STJ - REsp 677844 / RS RECURSO ESPECIAL 2004/0080857-0


01/fev/2005

PROCESSUAL CIVIL. RECURSO ESPECIAL. AUSÊNCIA DE PREQUESTIONAMENTO.
DECISÃO UNA DE RELATOR. ART. 557 DO CÓDIGO DE PROCESSO CIVIL.
INTELIGÊNCIA A SUA APLICAÇÃO. PENHORA SOBRE PARTE DA RECEITA
(FATURAMENTO) DA EMPRESA. POSSIBILIDADE. NECESSIDADE DE OBSERVÂNCIA
A PROCEDIMENTOS ESSENCIAIS À CONSTRIÇÃO EXCEPCIONAL, INEXISTENTES,
IN CASU. PRECEDENTES.
1. Recurso especial oposto contra acórdão que, em ação executiva
fiscal, indeferiu o pedido de penhora de parte da receita da empresa
recorrida, com suporte no art. 557, § 1º, do CPC.
2. Ausência do necessário prequestionamento quanto aos arts. 527 e
679 do CPC, 11, § 1º, da Lei nº 6.830/80, 155-A e 111 do CTN.
Dispositivos legais indicados como violados não abordados, em
momento algum, no âmbito do aresto a quo, sem que se tenham ofertado
embargos declaratórios para suprir a omissão, porventura existente.

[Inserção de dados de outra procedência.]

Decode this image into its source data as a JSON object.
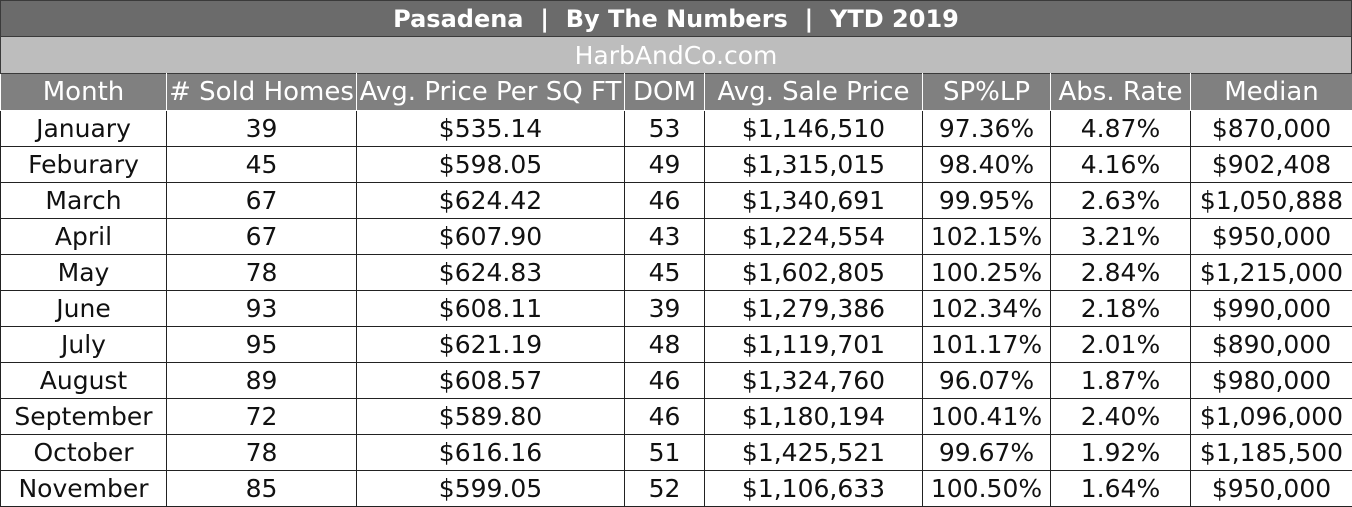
{
  "title": "Pasadena  |  By The Numbers  |  YTD 2019",
  "subtitle": "HarbAndCo.com",
  "columns": [
    "Month",
    "# Sold Homes",
    "Avg. Price Per SQ FT",
    "DOM",
    "Avg. Sale Price",
    "SP%LP",
    "Abs. Rate",
    "Median"
  ],
  "rows": [
    [
      "January",
      "39",
      "$535.14",
      "53",
      "$1,146,510",
      "97.36%",
      "4.87%",
      "$870,000"
    ],
    [
      "Feburary",
      "45",
      "$598.05",
      "49",
      "$1,315,015",
      "98.40%",
      "4.16%",
      "$902,408"
    ],
    [
      "March",
      "67",
      "$624.42",
      "46",
      "$1,340,691",
      "99.95%",
      "2.63%",
      "$1,050,888"
    ],
    [
      "April",
      "67",
      "$607.90",
      "43",
      "$1,224,554",
      "102.15%",
      "3.21%",
      "$950,000"
    ],
    [
      "May",
      "78",
      "$624.83",
      "45",
      "$1,602,805",
      "100.25%",
      "2.84%",
      "$1,215,000"
    ],
    [
      "June",
      "93",
      "$608.11",
      "39",
      "$1,279,386",
      "102.34%",
      "2.18%",
      "$990,000"
    ],
    [
      "July",
      "95",
      "$621.19",
      "48",
      "$1,119,701",
      "101.17%",
      "2.01%",
      "$890,000"
    ],
    [
      "August",
      "89",
      "$608.57",
      "46",
      "$1,324,760",
      "96.07%",
      "1.87%",
      "$980,000"
    ],
    [
      "September",
      "72",
      "$589.80",
      "46",
      "$1,180,194",
      "100.41%",
      "2.40%",
      "$1,096,000"
    ],
    [
      "October",
      "78",
      "$616.16",
      "51",
      "$1,425,521",
      "99.67%",
      "1.92%",
      "$1,185,500"
    ],
    [
      "November",
      "85",
      "$599.05",
      "52",
      "$1,106,633",
      "100.50%",
      "1.64%",
      "$950,000"
    ]
  ]
}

3. “O relator negará seguimento a recurso manifestamente
inadmissível, improcedente, prejudicado ou em confronto com súmula
ou com jurisprudência dominante do respectivo tribunal, do Supremo
Tribunal Federal, ou de Tribunal Superior”. (CPC, art. 557). Essa
sistemática pretendeu desafogar as pautas dos tribunais, ao objetivo
de que só sejam encaminhados à sessão de julgamento as ações e os
recursos que de fato necessitem de decisão colegiada. Os demais – a
grande maioria dos processos nos Tribunais – devem ser apreciados o
quanto e mais rápido possível. “O recurso manifestamente
inadmissível, improcedente, prejudicado ou em confronto com súmula
ou com jurisprudência dominante do respectivo Tribunal, do Supremo
Tribunal Federal, ou de Tribunal Superior” deve ser julgado, por
decisão una, pelo próprio relator, em homenagem aos tão perseguidos
princípios da economia e da celeridade processuais.

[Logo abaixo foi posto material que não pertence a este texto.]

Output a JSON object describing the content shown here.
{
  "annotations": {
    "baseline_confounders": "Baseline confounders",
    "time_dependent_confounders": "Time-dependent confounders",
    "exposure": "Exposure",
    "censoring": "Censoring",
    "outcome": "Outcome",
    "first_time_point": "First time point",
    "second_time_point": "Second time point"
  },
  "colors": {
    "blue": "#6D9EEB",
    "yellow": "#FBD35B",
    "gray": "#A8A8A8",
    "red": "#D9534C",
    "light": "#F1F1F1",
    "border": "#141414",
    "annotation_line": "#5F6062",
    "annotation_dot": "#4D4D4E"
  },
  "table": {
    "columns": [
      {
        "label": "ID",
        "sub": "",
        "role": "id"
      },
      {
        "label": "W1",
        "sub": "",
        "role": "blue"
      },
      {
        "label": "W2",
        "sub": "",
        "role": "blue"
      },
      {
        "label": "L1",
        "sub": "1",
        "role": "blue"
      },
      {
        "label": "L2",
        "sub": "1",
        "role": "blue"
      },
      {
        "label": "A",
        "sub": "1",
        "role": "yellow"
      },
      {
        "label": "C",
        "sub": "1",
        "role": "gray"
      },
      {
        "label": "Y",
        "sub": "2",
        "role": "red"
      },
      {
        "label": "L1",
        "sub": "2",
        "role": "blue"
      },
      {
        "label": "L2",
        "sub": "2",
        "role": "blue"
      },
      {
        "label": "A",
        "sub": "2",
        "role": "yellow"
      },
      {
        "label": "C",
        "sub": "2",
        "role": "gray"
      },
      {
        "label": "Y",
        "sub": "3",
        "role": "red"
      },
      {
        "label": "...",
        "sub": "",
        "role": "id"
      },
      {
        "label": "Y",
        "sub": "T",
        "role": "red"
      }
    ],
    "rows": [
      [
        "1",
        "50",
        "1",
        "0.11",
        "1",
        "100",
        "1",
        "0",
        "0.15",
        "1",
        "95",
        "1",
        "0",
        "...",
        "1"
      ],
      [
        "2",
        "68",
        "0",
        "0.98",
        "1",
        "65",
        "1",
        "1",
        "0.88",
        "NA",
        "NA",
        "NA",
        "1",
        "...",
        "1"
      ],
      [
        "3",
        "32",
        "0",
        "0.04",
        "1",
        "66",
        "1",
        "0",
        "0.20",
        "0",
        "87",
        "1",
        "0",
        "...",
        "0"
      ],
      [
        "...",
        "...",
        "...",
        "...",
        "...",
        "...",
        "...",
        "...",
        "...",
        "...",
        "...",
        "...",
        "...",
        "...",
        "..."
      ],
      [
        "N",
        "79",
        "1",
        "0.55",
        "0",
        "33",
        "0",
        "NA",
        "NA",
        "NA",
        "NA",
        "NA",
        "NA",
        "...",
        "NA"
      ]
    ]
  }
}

4. A constrição sobre o faturamento, além de não proporcionar,
objetivamente, a especificação do produto da penhora, pode ensejar
deletérias conseqüências no âmbito financeiro da empresa,
conduzindo-a, compulsoriamente, ao estado de insolvência, em
prejuízo não só de seus sócios, como também, e precipuamente, dos
trabalhadores e de suas famílias, que dela dependem para sobreviver.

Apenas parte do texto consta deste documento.